Clinical applications of intravenous immunoglobulins (IVIg)--beyond immunodeficiencies and neurology

H-P Hartung, L Mouthon, R Ahmed, S Jordan, K B Laupland, S Jolles, H-P Hartung, L Mouthon, R Ahmed, S Jordan, K B Laupland, S Jolles

Abstract

The clinical use of intravenous immunoglobulin (IVIg) has expanded beyond its traditional place in the treatment of patients with primary immunodeficiencies. Due to its multiple anti-inflammatory and immunomodulatory properties, IVIg is used successfully in a wide range of autoimmune and inflammatory conditions. Recognized autoimmune indications include idiopathic thrombocytopenic purpura (ITP), Kawasaki disease, Guillain-Barré syndrome and other autoimmune neuropathies, myasthenia gravis, dermatomyositis and several rare diseases. Several other indications are currently under investigation and require additional studies to establish firmly the benefit of IVIg treatment. Increasing attention is being turned to the use of IVIg in combination with other agents, such as immunosuppressive agents or monoclonal antibodies. For example, recent studies suggest that combination therapy with IVIg and rituximab (an anti-CD20 monoclonal antibody) may be effective for treatment of autoimmune mucocutaneous blistering diseases (AMBDs), with sustained clinical remission.
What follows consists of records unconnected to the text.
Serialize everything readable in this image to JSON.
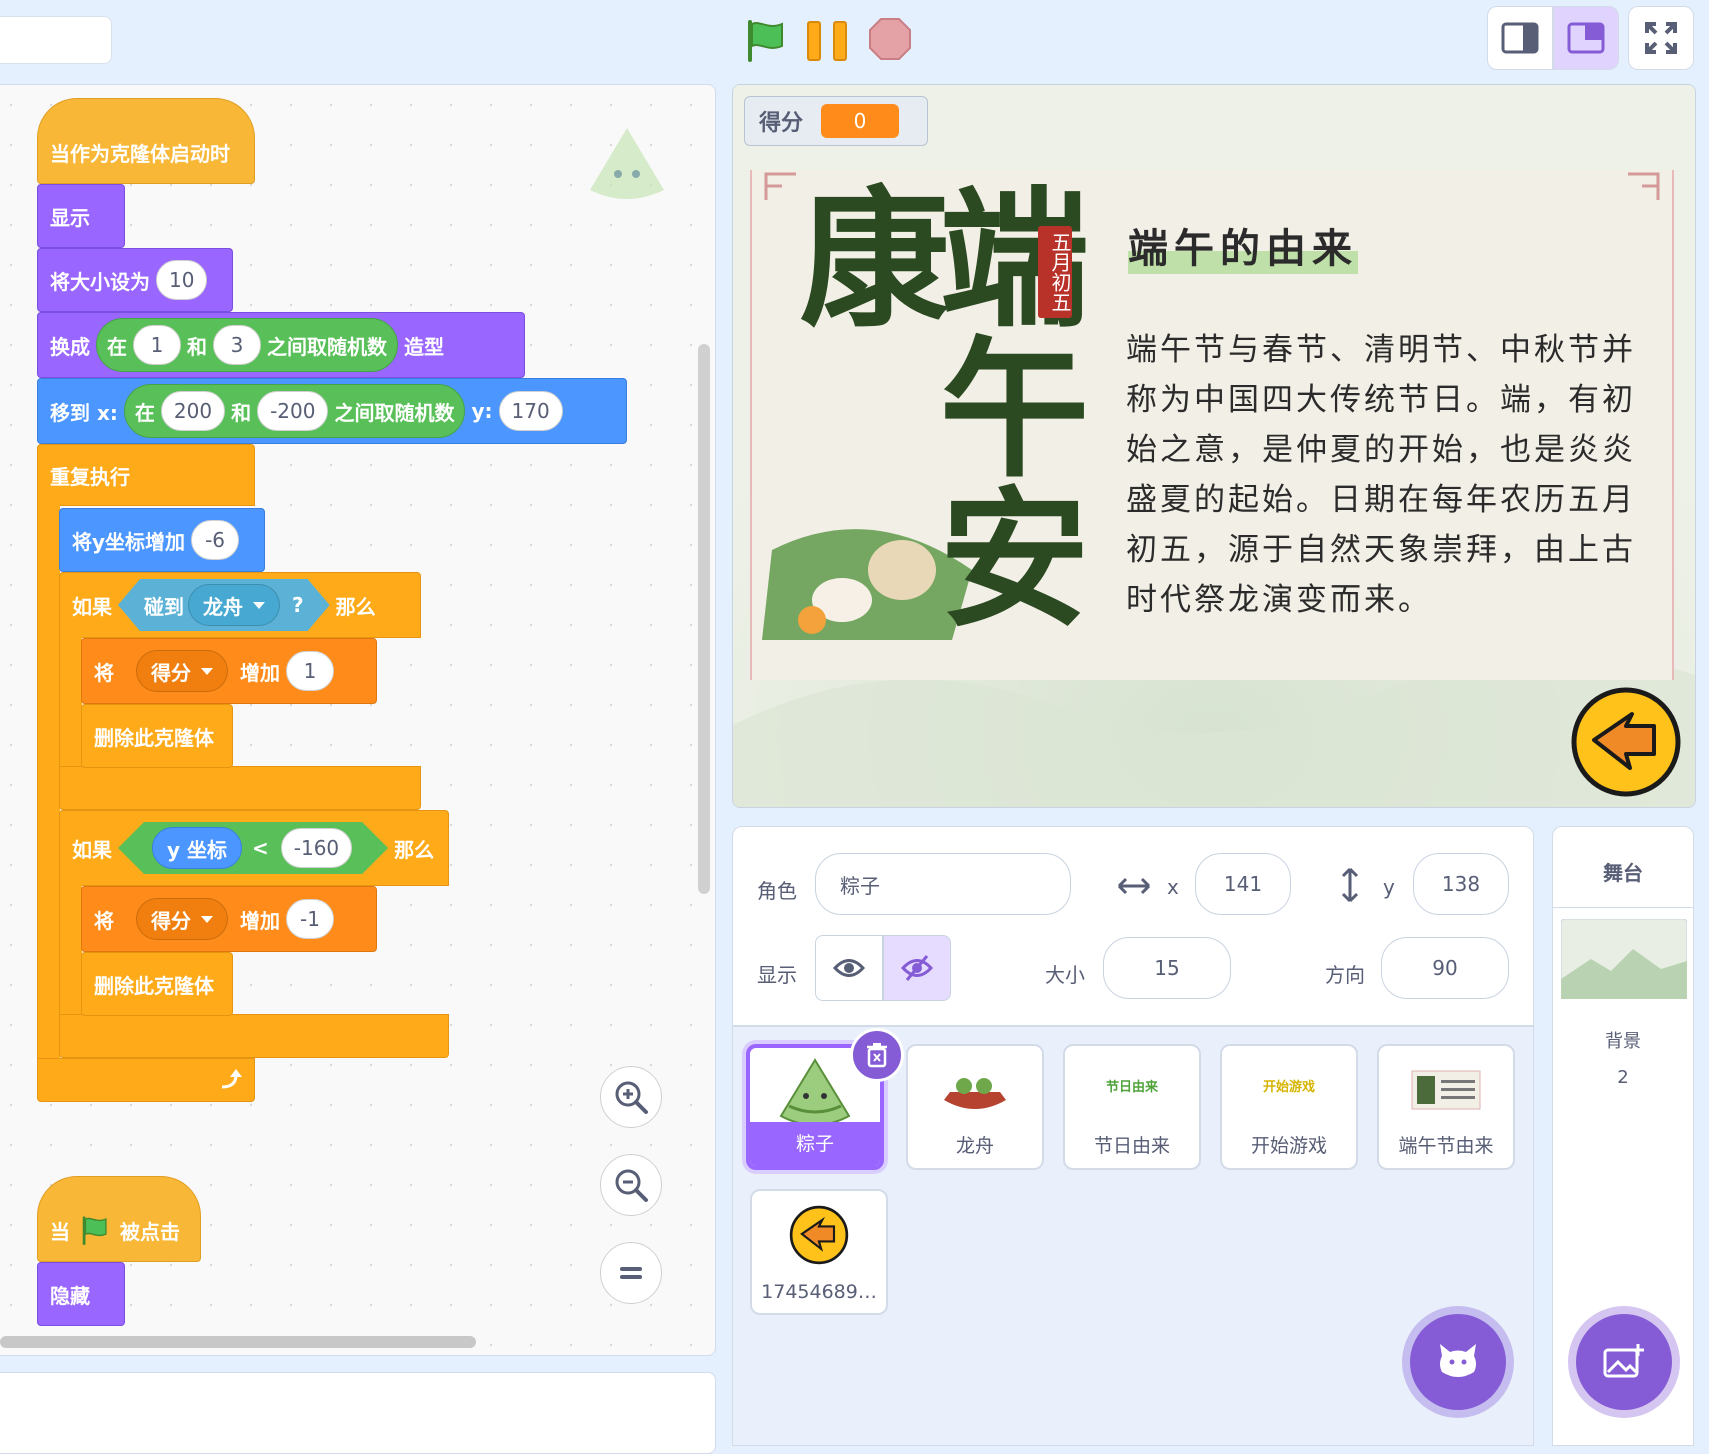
{
  "colors": {
    "events": "#f8b736",
    "looks": "#9966ff",
    "motion": "#4c97ff",
    "control": "#ffab19",
    "variables": "#ff8c1a",
    "operators": "#59c059",
    "sensing": "#5cb1d6",
    "accent": "#855cd6"
  },
  "topbar": {
    "flag_icon": "green-flag-icon",
    "pause_icon": "pause-icon",
    "stop_icon": "stop-icon"
  },
  "script1": {
    "hat": "当作为克隆体启动时",
    "show": "显示",
    "set_size": {
      "label": "将大小设为",
      "value": "10"
    },
    "switch_costume": {
      "label": "换成",
      "rand_in": "在",
      "from": "1",
      "and": "和",
      "to": "3",
      "rand_label": "之间取随机数",
      "suffix": "造型"
    },
    "goto": {
      "label": "移到 x:",
      "rand_in": "在",
      "from": "200",
      "and": "和",
      "to": "-200",
      "rand_label": "之间取随机数",
      "y_label": "y:",
      "y": "170"
    },
    "forever": "重复执行",
    "change_y": {
      "label": "将y坐标增加",
      "value": "-6"
    },
    "if1": {
      "if": "如果",
      "touch": "碰到",
      "target": "龙舟",
      "q": "?",
      "then": "那么"
    },
    "change_score1": {
      "label": "将",
      "var": "得分",
      "by": "增加",
      "value": "1"
    },
    "delete1": "删除此克隆体",
    "if2": {
      "if": "如果",
      "reporter": "y 坐标",
      "op": "<",
      "value": "-160",
      "then": "那么"
    },
    "change_score2": {
      "label": "将",
      "var": "得分",
      "by": "增加",
      "value": "-1"
    },
    "delete2": "删除此克隆体"
  },
  "script2": {
    "when": "当",
    "clicked": "被点击",
    "hide": "隐藏"
  },
  "stage": {
    "monitor_label": "得分",
    "monitor_value": "0",
    "poster_title": "端午的由来",
    "poster_side": "五月初五",
    "poster_calligraphy": "端午安康",
    "poster_body": "端午节与春节、清明节、中秋节并称为中国四大传统节日。端，有初始之意，是仲夏的开始，也是炎炎盛夏的起始。日期在每年农历五月初五，源于自然天象崇拜，由上古时代祭龙演变而来。"
  },
  "sprite_info": {
    "sprite_label": "角色",
    "sprite_name": "粽子",
    "x_label": "x",
    "x": "141",
    "y_label": "y",
    "y": "138",
    "show_label": "显示",
    "size_label": "大小",
    "size": "15",
    "direction_label": "方向",
    "direction": "90"
  },
  "sprites": [
    {
      "name": "粽子",
      "selected": true
    },
    {
      "name": "龙舟",
      "selected": false
    },
    {
      "name": "节日由来",
      "selected": false,
      "thumb_text": "节日由来"
    },
    {
      "name": "开始游戏",
      "selected": false,
      "thumb_text": "开始游戏"
    },
    {
      "name": "端午节由来",
      "selected": false
    },
    {
      "name": "17454689…",
      "selected": false
    }
  ],
  "stage_panel": {
    "title": "舞台",
    "backdrops_label": "背景",
    "backdrops_count": "2"
  }
}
The combination of IVIg and rituximab has also been used in the setting of organ transplantation. Firstly, IVIg +/- rituximab has been administered to highly human leucocyte antigen (HLA)-sensitized patients to reduce anti-HLA antibody levels, thereby allowing transplantation in these patients. Secondly, IVIg in combination with rituximab is effective in the treatment of antibody-mediated rejection following transplantation. Treatment with polyclonal IVIg is a promising adjunctive therapy for severe sepsis and septic shock, but its use remains controversial and further study is needed before it can be recommended routinely. This review covers new developments in these fields and highlights the broad range of potential therapeutic areas in which IVIg may have a clinical impact.

Figures

Fig. 1
Fig. 1
Panel-reactive antibody titres pre- and post-intravenous immunoglobulin (IVIg) plus rituximab treatment. Individual data from the 20 study patients before the first infusion of IVIg and after the second infusion are shown. The pretreatment and post-treatment means are also shown, as determined with the T cell complement-dependent cytotoxicity panel-reactive antibody assay. The means were significantly different (P < 0·001). Error bars denote standard deviations. Reproduced with permission from Vo et al. 2008 [5].
Fig. 2
Fig. 2
Patient and graft survival 2 years post-transplant for 113 highly-sensitized dialysis patients transplanted after desensitization with intravenous immunoglobulin (IVIg) plus rituximab. Patient and graft survival rates were 98% and 93%, respectively.
Fig. 3
Fig. 3
Forrest plot showing the overall effect of intravenous immunoglobulin (IVIg) on mortality in adults with sepsis. CI: confidence interval. Reproduced with permission from Laupland et al. 2007 [70].